05 Dec 2017 | 12.03 pm
Gadget Insurance Is A Mystery To Most
Many buyers find policy terms unfair
05 Dec 2017 | 12.03 pm
Gadget insurance is a mystery to most consumers, according to research carried out by the Central Bank’s consumer protection division, as the majority surveyed “did not understand what was covered” and many could be paying for insurance they do not actually need.
The CBI report, Consumer Experience of Purchasing Gadget Insurance, was undertaken to examine consumers’ attitudes, behaviours and experiences when buying insurance for gadgets such as smartphones and tablets. The research also sought to understand the impact of any possible behavioural biases and identify risks in this area.
The research found that:
- The majority of consumers did not understand their cover and thought it covered more than it did, and some consumers may be paying for cover they do not need.
- Most consumers did not plan to buy gadget insurance until it was sold to them as an add-on at the point of sale.
- A significant majority of participants in the focus groups, who mostly bought in-store, stated that the gadget insurance was sold to them as part of an add-on purchase when buying a gadget, usually a smartphone or a laptop, with most purchases based on verbal explanations of retail staff.

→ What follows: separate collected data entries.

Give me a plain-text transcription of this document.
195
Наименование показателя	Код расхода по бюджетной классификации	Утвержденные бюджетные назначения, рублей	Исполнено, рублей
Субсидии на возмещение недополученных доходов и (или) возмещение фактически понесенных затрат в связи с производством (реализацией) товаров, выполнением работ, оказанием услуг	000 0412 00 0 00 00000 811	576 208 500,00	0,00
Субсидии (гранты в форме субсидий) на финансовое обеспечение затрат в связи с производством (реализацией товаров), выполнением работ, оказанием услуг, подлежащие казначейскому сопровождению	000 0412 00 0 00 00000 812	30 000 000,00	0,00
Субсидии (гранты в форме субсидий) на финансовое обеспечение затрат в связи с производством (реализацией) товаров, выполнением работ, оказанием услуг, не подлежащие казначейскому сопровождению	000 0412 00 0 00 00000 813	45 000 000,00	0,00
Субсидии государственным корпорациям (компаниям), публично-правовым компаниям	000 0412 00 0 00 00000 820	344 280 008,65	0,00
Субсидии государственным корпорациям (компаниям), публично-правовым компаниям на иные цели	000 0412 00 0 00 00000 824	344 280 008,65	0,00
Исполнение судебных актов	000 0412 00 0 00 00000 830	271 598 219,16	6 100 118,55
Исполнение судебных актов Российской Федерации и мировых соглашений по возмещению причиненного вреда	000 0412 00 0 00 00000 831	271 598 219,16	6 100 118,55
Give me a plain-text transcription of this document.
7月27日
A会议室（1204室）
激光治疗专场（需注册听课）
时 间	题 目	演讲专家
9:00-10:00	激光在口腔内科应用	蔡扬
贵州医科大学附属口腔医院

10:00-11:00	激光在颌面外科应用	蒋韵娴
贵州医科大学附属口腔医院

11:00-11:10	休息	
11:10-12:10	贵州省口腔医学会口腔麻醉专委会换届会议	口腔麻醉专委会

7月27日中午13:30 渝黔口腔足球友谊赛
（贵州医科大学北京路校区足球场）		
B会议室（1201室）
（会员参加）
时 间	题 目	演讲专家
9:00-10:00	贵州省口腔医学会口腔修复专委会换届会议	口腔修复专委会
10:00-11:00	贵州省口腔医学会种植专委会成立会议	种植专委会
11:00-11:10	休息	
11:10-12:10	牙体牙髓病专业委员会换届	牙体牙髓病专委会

- Participants often justified their decision to purchase gadget insurance by assuming it covered the ‘basics’, such as general repair/replacement and screen fixing at no extra cost.
- Few seemed familiar with the details of the exclusions and excess related to the policy, the report says. Some deemed certain policy terms to be unfair — such as the excess costing more than the repairs, application of waiting periods, no cover for under 18s and restrictions on the age of the gadget and the place of purchase.
- The research also found that participants were unfamiliar with requirements to report incidents to Gardaí, and requirements to report such incidents to Gardaí within specified time limits.
The survey found that 29% reported unawareness of the requirement to report theft/loss to the Gardaí; 45% expected ‘wear and tear’ to be covered; and 77% expected to be offered a new device in the event of a device needing to be replaced.
The report also found that 12% of the adult population (440,000 consumers) held gadget insurance at the time and as many as 24% were likely to have held it within the past two years; and 21% of respondents failed to cancel previous policies after taking out a new policy — in doing so, they were paying for cover they no longer needed.
Director-general financial conduct Derville Rowland said: “Phones, laptops, tablets and other gadgets form part and parcel of our everyday lives, and a significant proportion of the population hold insurance on these devices.
“The firms which develop and sell these insurance policies have a regulatory responsibility to ensure that the products are properly designed to meet the needs of the consumers they are sold to, and that they are sold in a fair and transparent manner. Firms are reminded of the requirement to have strong product oversight and governance arrangements in place for the manufacture and distribution of these insurance products, in order to ensure that the best interests of consumers are protected.
“Given that the research also highlighted misunderstanding of policy cover, consumers who may be considering purchasing gadget insurance over the festive period may wish to consider the types of exclusions and excesses highlighted in this research, to see if they are included in their policy, and to determine if the cover they are offered meets their needs.”